The house next door continues to be the source of sound with roller blinds being installed and the threat of building blocks in the front garden waiting as a concrete reminder (see what I did there!) of sonic tension to come.  They have been working on the house since before Christmas and there is no end in sight!

Talking of ‘ends in sight’, I don’t know if it is tempting fate to say it, but some of the containment measures taken by governments appear to be working.  The outbreak in China might be in the process of being contained; Korea has had a drop in cases, it might be working!  Britain has been criticized as doing too little too late, but with Conservatives (especially the current toxic breed) presently in power, what can you expect?
     There has been, we have been told, no case of Covid-19 in Castelldefels, and the precautions that are currently being taken will limit our exposure.  It is a pity that the leader of the free world and the leader of the UK are both characters without integrity and scruple, but we have to work with what we have.  One can help thinking that the chant “LBJ! LBJ! How many kids did you kill today!” that haunted (rightly) the warmongering president will resurface after this crisis develops and people start looking for people to blame.  In a way Trump has forestalled this process in his shocking (for reasonable people) address to the American people when he referred to a ‘foreign virus’ and started blaming the EU, while at the same time lauding his own financial ‘policy’.  He truly is repulsive!

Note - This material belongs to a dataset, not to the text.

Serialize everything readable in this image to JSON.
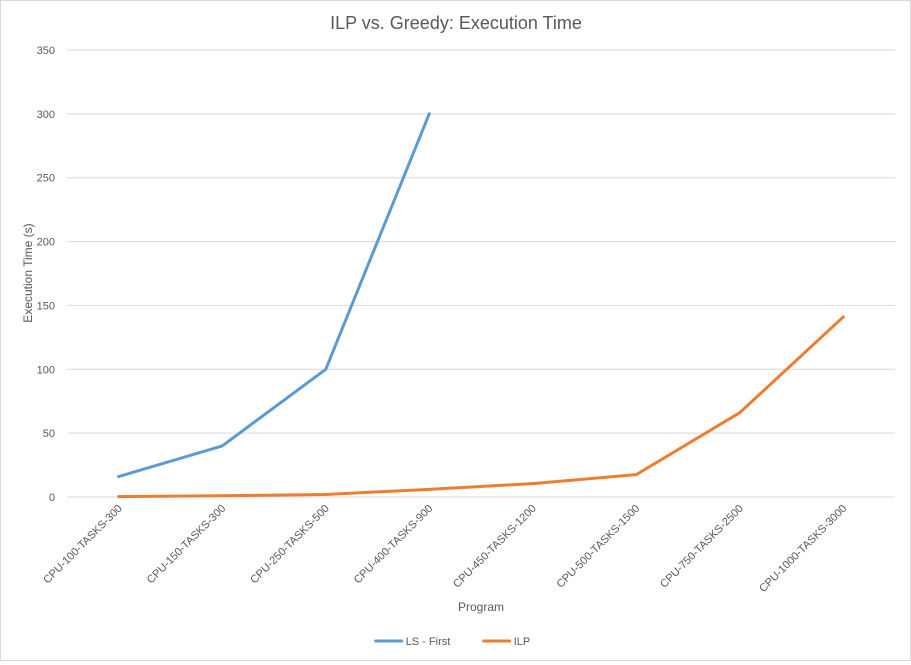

     In the tranquillity of my own living room, with the sun shining through the windows and the comfortingly domestic sound of the washing machine from the kitchen, it is easy to think the coronavirus crisis (should those words have capital letters?) as far away as the other plagues, rather than something on our doorsteps waiting for entry.  The measures being taken are unprecedented in my experience, and they give a weighty pause for thought.  Though, having said that, I cannot say that the crisis has changed the way I live yet: the cancelled lessons are the first ‘real’ effect.  The Liceu has a new production of Lohengrin, and with the new restrictions on large gatherings they had said that the first few performances would be cancelled, however the performance I am scheduled to attend is at the end of March, just after the ban comes to an end.  I thought that my luck was in, but an announcement yesterday informed us that all performances had been cancelled.  Museums, art galleries, theatres and sporting events have been cancelled, or games will have to be played behind closed gates.  So I am affected by the restrictions, but can continue to live in virtually normality.  It remains to be seen whether or not the present restrictions will be sufficient to contain the virus, one hopes so!
    
    Meanwhile, time gained must be put to good use.  I am now drafting out two poems: the memory poem continues to be elusive and it has been joined by a poem about wasps – well, I thought I would branch out a bit from flies!